According to Merrill Lynch, if AT&T drives network decisions for the combined company, Lucent Technologies Inc. stands to benefit.
“Lucent recently won several Internet-Protocol Multimedia Subsystem contracts at AT&T, BellSouth and Cingular [Wireless L.L.C.], and IMS was highlighted several times as a service differentiator on AT&T’s conference call,” the report stated. “Lucent could also benefit from more aggressive UMTS spending by Cingular.”
But Joe Chiasson at Susquehanna Financial Group, disagrees. “Lucent has not had much success at AT&T over the past five years, with an inability to permeate the former SBC in any substantive way, but most notably in optical.” Chiasson added that Lucent has had much better success at BellSouth, which is Lucent’s third-largest customer after Verizon and Sprint Nextel Corp. As for Lucent’s IMS win, Chiasson said, “The fact that Lucent’s IMS solution was selected by all three service providers involved here obviously insulates the company from any risk on that decision; however, there is very little indication of imminent material IMS revenue.”
The analysts also disagree about Alcatel Alsthom’s post-merger fate.
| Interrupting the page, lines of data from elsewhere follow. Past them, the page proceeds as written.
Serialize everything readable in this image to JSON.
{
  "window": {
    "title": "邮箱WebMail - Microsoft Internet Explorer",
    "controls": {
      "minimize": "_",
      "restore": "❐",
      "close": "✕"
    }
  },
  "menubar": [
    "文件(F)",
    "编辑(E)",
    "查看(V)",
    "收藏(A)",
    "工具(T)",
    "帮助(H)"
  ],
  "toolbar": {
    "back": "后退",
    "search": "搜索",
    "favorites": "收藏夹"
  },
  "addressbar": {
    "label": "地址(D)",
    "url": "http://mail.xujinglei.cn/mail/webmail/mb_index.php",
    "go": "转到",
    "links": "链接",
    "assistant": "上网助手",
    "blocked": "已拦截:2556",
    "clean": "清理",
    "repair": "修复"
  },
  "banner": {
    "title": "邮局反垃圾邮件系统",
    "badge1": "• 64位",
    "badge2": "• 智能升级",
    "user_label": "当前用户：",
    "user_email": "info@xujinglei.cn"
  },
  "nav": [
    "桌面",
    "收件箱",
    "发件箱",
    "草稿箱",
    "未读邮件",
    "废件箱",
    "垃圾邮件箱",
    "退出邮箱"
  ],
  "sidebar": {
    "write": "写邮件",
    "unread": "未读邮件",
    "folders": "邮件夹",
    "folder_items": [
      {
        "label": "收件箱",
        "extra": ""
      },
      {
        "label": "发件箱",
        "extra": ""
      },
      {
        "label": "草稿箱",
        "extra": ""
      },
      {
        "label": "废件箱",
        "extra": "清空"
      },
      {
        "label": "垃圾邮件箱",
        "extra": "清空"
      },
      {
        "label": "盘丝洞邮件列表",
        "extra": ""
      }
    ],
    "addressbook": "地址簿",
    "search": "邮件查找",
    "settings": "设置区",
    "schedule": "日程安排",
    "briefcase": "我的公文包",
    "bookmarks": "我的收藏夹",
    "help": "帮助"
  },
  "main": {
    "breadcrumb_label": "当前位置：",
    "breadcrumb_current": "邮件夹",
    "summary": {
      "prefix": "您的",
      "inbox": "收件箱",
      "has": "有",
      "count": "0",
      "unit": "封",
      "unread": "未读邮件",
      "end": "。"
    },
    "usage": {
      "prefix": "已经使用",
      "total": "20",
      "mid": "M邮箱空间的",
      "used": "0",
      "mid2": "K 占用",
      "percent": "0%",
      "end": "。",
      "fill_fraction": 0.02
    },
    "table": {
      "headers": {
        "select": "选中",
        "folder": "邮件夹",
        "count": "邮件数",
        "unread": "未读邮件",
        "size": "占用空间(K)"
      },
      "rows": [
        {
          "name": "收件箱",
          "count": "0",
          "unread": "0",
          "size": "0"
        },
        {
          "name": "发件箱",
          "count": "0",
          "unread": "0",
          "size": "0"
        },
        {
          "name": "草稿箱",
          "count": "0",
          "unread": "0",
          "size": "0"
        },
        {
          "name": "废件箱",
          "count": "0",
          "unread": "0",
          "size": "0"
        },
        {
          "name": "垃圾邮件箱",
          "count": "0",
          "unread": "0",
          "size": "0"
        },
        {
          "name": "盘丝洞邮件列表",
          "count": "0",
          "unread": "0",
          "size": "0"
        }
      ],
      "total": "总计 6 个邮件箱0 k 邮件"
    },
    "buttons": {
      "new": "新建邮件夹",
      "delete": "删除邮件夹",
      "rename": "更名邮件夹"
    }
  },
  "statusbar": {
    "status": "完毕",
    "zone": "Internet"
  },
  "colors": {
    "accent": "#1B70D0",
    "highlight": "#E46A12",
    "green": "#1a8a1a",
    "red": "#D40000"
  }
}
Chiasson says Alcatel will be a big winner because of its end-to-end footprint in AT&T by virtue of the Project Lightspeed deal, as well as its large presence in Access that predates Lightspeed. Assuming that half of BellSouth’s residential customer base is expected to be eventually targeted for a Lightspeed upgrade, Alcatel could pick up about 6 million IPTV lines. Chiasson concludes that this consolidation may ultimately enhance capital spending since AT&T may be more aggressive than BellSouth on its own in rolling out IPTV in the BellSouth territory.
But the Merrill Lynch’s report points out that the future of IPTV is unclear, and says AT&T could change its strategy and decide to deploy FTTH instead of IPTV, which wouldn’t bode well for Alcatel.